Under the Taliban it was a tortured, ruinously oppressed country, but women in particular knew what to prepare for, they knew how to defend themselves against the madness, they could identify their enemies, they were braced for violence. They had learned how to maneuver in clandestine ways. Now for example, the situation is less clear, there is the pretense of liberation, although the ongoing threat of violence can be felt.

For example, at our recent women's leadership training conference women, who were visionary about the future, felt compelled to still wear burqas. On March 8, there were huge events celebrating International Women's day. One event at the Afghan Women's Union unveiled a statue symbolizing women's freedom and power. Hundreds attended. A day later the statue was stolen. The Women's Minister who in theory is the symbolic representative of Afghan women cannot move anywhere in the country without bodyguards. Although women are now working to create new businesses, build schools, open hospitals, the majority of the people in Afghanistan still live without heat, electricity or running water.

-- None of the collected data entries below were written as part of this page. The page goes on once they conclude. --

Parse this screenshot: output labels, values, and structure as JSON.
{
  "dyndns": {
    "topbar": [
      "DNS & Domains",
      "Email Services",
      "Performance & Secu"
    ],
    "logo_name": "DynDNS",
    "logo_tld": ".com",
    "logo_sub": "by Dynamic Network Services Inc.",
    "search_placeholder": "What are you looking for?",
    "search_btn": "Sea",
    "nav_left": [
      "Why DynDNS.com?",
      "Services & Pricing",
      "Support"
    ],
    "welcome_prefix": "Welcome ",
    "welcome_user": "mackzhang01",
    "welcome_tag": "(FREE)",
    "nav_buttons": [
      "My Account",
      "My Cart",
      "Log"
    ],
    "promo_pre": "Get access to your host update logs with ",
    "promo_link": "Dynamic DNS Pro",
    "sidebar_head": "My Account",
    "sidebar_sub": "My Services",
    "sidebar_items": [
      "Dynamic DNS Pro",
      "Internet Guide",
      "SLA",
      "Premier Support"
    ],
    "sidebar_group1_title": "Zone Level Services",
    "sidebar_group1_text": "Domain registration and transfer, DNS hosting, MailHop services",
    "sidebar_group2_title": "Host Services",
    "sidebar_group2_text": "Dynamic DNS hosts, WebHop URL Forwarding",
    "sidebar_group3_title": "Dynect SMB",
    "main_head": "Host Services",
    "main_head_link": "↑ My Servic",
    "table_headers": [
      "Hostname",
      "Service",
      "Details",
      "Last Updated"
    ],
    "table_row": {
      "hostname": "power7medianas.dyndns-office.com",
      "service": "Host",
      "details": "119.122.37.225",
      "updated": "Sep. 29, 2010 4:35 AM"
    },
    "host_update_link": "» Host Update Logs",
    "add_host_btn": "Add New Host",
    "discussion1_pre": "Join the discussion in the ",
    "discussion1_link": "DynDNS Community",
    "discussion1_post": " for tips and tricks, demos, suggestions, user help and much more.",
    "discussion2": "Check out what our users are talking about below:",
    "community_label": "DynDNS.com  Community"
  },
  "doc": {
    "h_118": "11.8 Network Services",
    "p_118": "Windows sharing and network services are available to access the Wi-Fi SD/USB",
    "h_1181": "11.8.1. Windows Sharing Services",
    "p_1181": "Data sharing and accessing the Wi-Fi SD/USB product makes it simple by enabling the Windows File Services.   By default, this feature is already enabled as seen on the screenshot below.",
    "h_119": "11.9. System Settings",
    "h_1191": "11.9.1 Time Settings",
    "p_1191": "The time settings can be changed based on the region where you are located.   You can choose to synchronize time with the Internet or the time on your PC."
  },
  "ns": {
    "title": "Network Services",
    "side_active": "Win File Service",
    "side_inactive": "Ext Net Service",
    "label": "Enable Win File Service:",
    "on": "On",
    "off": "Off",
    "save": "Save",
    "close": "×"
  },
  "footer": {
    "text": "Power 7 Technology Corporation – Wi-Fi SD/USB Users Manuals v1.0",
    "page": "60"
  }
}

Having spent time in recent months with Afghan women in Kabul, as well as women and men in Amman, Cairo, Ramallah, Islamabad, and Peshawar, I can say that the Muslim world is highly suspect of the intentions of the U.S. government. They are watching Afghanistan. It is the test case. If the U.S. does not deliver security, substantial aid and reconstruction, we may never recover the trust of the Muslim world. If we turn our backs on Afghanistan, if we do not fulfill our promises, there is a good chance that the patient will never recover nor will she fulfill her dream of a free, safe and prospering Afghanistan. Terrorists are born in the cracks of broken promises.

- Eve Ensler

Eve Ensler, playwright of "The Vagina Monologues," is the Founder and Artistic Director of V-Day, a global movement to end violence against women and girls.